La falaise de Penarth, le soir, temps orageux
Alfred Sisley·1897
Historical Context
La falaise de Penarth, le soir, temps orageux of 1897, at the Beaverbrook Art Gallery in Fredericton, Canada, was painted during Sisley's final significant creative journey — a summer visit to Wales where the Gower Peninsula's rocky coast presented him with a dramatically different landscape challenge from his customary Loing valley subjects. Penarth's chalk headlands above the Bristol Channel required a more dynamic painterly response than the horizontal, reflective landscapes he was accustomed to: the cliff face vertical rather than horizontal, the sea below turbulent rather than still, the stormy evening light charged rather than quietly luminous. Sisley's late Welsh paintings show a more expressively energetic handling than his French work — the impasto thicker, the color contrasts more pronounced, the compositional drama more explicitly acknowledged. The Beaverbrook Gallery, dedicated largely to British and Canadian art, holds this as evidence of Sisley's British heritage surfacing in the final years of his primarily French career. Two years after this visit he would be dead, and these Welsh canvases represent his last significant departure from the Loing valley that had defined his mature practice.
Technical Analysis
The stormy evening palette uses deep mauves, greys, and ochres in dramatic contrast. The cliff face is rendered with vigorous, forceful strokes that suggest both its physical solidity and the turbulent atmosphere surrounding it.

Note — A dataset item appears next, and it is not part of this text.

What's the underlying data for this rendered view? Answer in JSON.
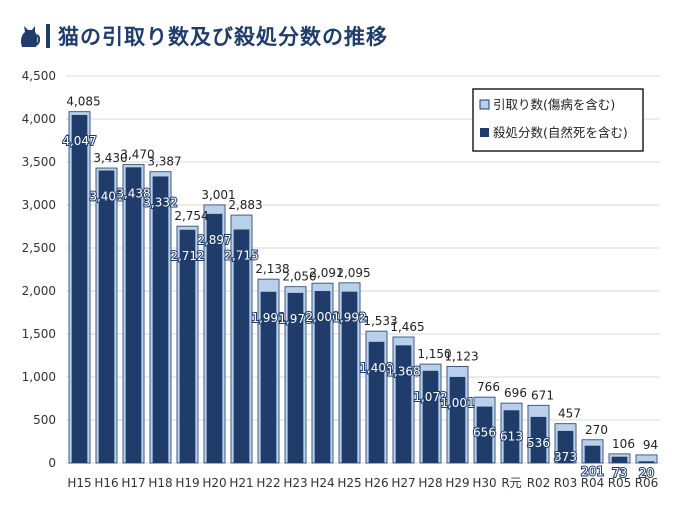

The livid sky is painted in broad, urgent sweeps. The overall effect is more dramatically emotional than his typical Loing valley manner.
Look Closer
- ◆The chalk cliffs glow with an internal orange-pink light as evening sun catches the stone face.
- ◆Storm clouds are rendered in deep blue-purple above, contrasting with the warm cliff face below.
- ◆Rough sea texture is built up with short, directional strokes varying in pressure and direction.
- ◆A tiny silhouetted figure at the cliff's edge gives scale to the dramatic geological mass.